Elgar Monographs in Constitutional and Administrative Law series
Chapter 8: The demands of constitutionalism regarding religion
As can be seen from the previous chapters, the ‘secular’ reaction is widely considered to be an appropriate response to the difficulties facing the state, religious communities and individuals, caused by the growing religious pluralism of the citizens and denizens of many countries around the globe. Pamela Slotte for example identifies ‘the principle of secularism’ as a duty of states, groups and individuals in European human rights law. Jeroen Temperman presents an argued apologia for ‘religiously neutral governance’. He casts the secular ‘solution’ in the form of everyone's right that the state should be prohibited by law (constitutional and international) from discriminating directly or indirectly on grounds of religion or belief.

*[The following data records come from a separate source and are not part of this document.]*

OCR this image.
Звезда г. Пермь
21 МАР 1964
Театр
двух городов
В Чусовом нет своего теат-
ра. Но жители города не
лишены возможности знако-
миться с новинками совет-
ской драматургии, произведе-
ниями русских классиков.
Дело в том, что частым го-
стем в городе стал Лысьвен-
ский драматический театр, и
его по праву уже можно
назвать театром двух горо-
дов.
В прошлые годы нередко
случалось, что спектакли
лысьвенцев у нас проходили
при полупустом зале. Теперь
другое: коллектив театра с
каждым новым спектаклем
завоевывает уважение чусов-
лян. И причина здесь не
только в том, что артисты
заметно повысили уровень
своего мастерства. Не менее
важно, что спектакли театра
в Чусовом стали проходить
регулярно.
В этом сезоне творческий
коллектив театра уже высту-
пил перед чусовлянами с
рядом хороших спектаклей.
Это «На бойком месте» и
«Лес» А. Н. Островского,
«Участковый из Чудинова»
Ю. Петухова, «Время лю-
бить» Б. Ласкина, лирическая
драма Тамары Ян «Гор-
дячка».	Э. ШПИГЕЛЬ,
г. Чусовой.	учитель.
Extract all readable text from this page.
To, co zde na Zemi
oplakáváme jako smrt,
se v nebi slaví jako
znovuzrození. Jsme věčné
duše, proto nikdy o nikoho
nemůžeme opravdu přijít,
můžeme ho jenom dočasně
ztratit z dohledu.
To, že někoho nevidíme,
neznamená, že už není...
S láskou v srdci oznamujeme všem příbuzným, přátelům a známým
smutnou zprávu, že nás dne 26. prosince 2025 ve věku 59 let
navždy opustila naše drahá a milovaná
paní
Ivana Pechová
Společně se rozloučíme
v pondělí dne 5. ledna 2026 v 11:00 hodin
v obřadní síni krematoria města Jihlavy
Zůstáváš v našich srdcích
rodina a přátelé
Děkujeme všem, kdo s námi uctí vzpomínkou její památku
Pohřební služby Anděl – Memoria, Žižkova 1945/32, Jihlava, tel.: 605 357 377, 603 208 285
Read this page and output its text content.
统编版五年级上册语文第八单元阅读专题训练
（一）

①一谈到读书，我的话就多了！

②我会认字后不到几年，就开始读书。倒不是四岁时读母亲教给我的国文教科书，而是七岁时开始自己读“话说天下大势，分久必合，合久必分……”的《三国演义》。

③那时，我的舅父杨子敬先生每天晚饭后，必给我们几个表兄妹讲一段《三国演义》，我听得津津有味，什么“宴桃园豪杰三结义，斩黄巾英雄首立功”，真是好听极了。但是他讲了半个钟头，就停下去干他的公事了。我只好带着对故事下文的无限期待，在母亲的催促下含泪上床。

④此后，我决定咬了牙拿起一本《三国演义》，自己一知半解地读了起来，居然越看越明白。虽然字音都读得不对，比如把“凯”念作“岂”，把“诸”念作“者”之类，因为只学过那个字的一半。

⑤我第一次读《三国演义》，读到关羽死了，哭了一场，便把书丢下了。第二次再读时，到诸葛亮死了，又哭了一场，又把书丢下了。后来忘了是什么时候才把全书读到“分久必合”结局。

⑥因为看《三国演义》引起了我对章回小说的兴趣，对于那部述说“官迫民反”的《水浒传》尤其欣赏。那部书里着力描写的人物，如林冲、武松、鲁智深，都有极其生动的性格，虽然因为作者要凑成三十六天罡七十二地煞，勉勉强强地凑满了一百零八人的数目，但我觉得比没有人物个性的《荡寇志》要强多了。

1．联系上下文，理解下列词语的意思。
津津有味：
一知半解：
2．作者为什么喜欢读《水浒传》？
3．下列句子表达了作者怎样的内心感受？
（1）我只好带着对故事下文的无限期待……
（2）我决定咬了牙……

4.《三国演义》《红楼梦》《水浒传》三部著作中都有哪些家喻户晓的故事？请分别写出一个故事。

However, Temperman's impressive comparative study of the manner in which states across the globe deal in theory and practice with religion and related matters shows how deeply intermingled law and religion are and the extent to which historical and contemporary predilections will have to be overcome if religious neutrality is to be achieved in governance. In fact, religious neutrality appears to be beyond the reach of humanity, and where it is propounded it does not produce the desired results. Nevertheless Temperman concludes: [I]f we do allow a role for religion to be played within the political discourse we must make sure that constitutional safeguards are in place to prevent human rights abuses.